FWIW, I’m leaning towards you having been right about the critique (credit for sticking your neck out). But why is sponsoring or citing work like that such a bad sign? Sure, if they cited it as particularly authoritative, that would be different. But I don’t feel like Open Phil did that. (This seems like a crux based on your questions in the OP and your comments here; my sense from reading other people’s replies, and also my less informed impressions I got from interacting with some Open Phil staff at very few short occasions, is it that you were overestimating the degree to which Open Phil was attached to specific views.)
For comparison, I think Carlsmith’s report on power-seeking was a lot worse in terms of where its predictions landed, so I’d have more sympathy if you pointed to it as an example of what reflects poorly on Open Phil (just want to flag that Carlsmith is my favorite philosophy writer in all of EA). However, also there, I doubt the report was particularly influential within Open Phil, and I don’t remember it being promoted as such. Also, I would guess that the pushback it received from many sides would have changed their evaluation of the report after it was written, if they had initially been more inclined to update on it. I mean, that’s part of the point of writing/publishing reports like that.
Sure, maybe Open Phil was doing a bunch of work directed more towards convincing outside skeptics that what they’re doing is legitimate/okay rather than doing the work “for themselves”? If so, that’s a strategic choice… I can see it leading to biased epistemics, but in a world where things had gone better, maybe it would have gotten further billionaires on board with their mission of giving? And it’s not like doing the insular MIRI thing that you all had been doing before the recent change to get into public comms was risk-free for internal epistemics either. There are risks on both ends of the spectrum, outward-looking and deferring to many experts or at least “caring whether you can convince them”, and inward looking with a small/shrinking circle of people whose research opinions you respect.
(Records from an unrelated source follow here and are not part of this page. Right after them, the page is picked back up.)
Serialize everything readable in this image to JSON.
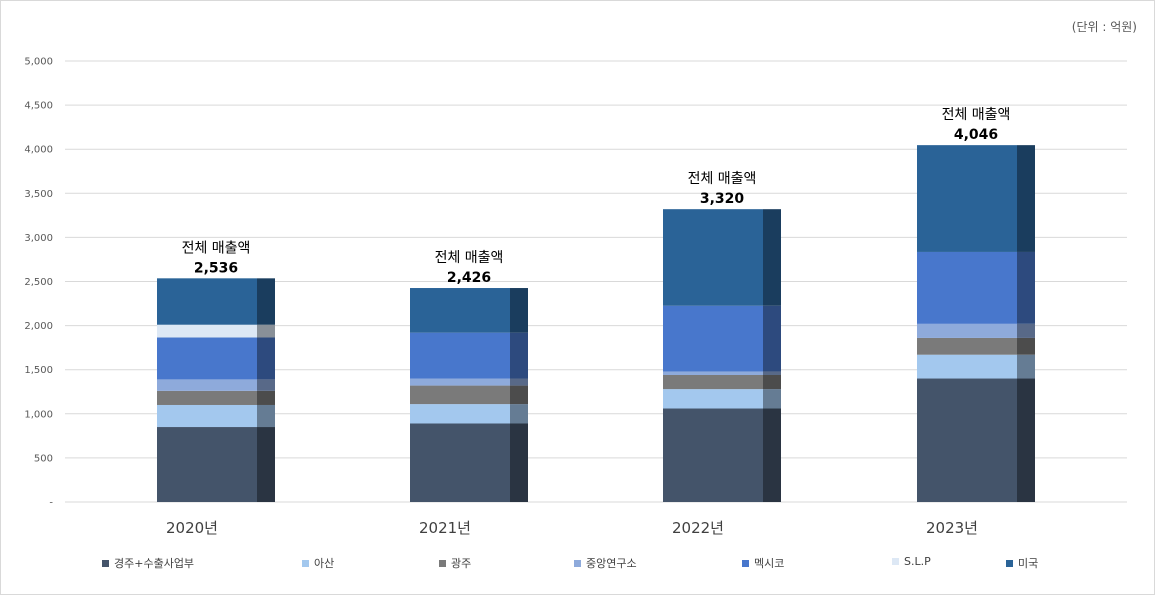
{
  "unit_label": "(단위 : 억원)",
  "chart_data": {
    "type": "bar",
    "stacked": true,
    "categories": [
      "2020년",
      "2021년",
      "2022년",
      "2023년"
    ],
    "series": [
      {
        "name": "경주+수출사업부",
        "values": [
          850,
          890,
          1060,
          1400
        ],
        "color": "#44546a"
      },
      {
        "name": "아산",
        "values": [
          250,
          220,
          220,
          270
        ],
        "color": "#a3c8ee"
      },
      {
        "name": "광주",
        "values": [
          160,
          210,
          160,
          190
        ],
        "color": "#7a7a7a"
      },
      {
        "name": "중앙연구소",
        "values": [
          130,
          80,
          40,
          160
        ],
        "color": "#8eaadb"
      },
      {
        "name": "멕시코",
        "values": [
          475,
          520,
          745,
          815
        ],
        "color": "#4877cc"
      },
      {
        "name": "S.L.P",
        "values": [
          145,
          0,
          0,
          0
        ],
        "color": "#dde8f5"
      },
      {
        "name": "미국",
        "values": [
          526,
          506,
          1095,
          1211
        ],
        "color": "#2a6397"
      }
    ],
    "totals": [
      {
        "label": "전체 매출액",
        "value": "2,536",
        "numeric": 2536
      },
      {
        "label": "전체 매출액",
        "value": "2,426",
        "numeric": 2426
      },
      {
        "label": "전체 매출액",
        "value": "3,320",
        "numeric": 3320
      },
      {
        "label": "전체 매출액",
        "value": "4,046",
        "numeric": 4046
      }
    ],
    "ylim": [
      0,
      5000
    ],
    "yticks": [
      {
        "value": 0,
        "label": "-"
      },
      {
        "value": 500,
        "label": "500"
      },
      {
        "value": 1000,
        "label": "1,000"
      },
      {
        "value": 1500,
        "label": "1,500"
      },
      {
        "value": 2000,
        "label": "2,000"
      },
      {
        "value": 2500,
        "label": "2,500"
      },
      {
        "value": 3000,
        "label": "3,000"
      },
      {
        "value": 3500,
        "label": "3,500"
      },
      {
        "value": 4000,
        "label": "4,000"
      },
      {
        "value": 4500,
        "label": "4,500"
      },
      {
        "value": 5000,
        "label": "5,000"
      }
    ],
    "grid": true,
    "legend_position": "bottom"
  }
}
On whether some orgs are/were hopelessly broken: it’s possible. I feel sad about many things having aged poorly and I feel like the EA movement has done disappointingly poorly. I also feel like I’ve heard once or twice Open Phil staff saying disappointingly dismissive things about MIRI (even though many of the research directions there didn’t age well either).
I don’t have a strong view on Open Phil anymore—it used to be that I had one (and it was positive), so I have became more skeptical. Maybe you’re picking up a real thing about Open Phil’s x-risk-focused teams having been irredeemably biased or clouded in their approaches. But insofar as you are, I feel like you’ve started with unfortunate examples that, at least to me, don’t ring super true. (I felt prompted to comment because I feel like I should be well-dispositioned to sympathize with your takes given how disappointed I am at the people who still think there’s only a 10% AI ruin chance.)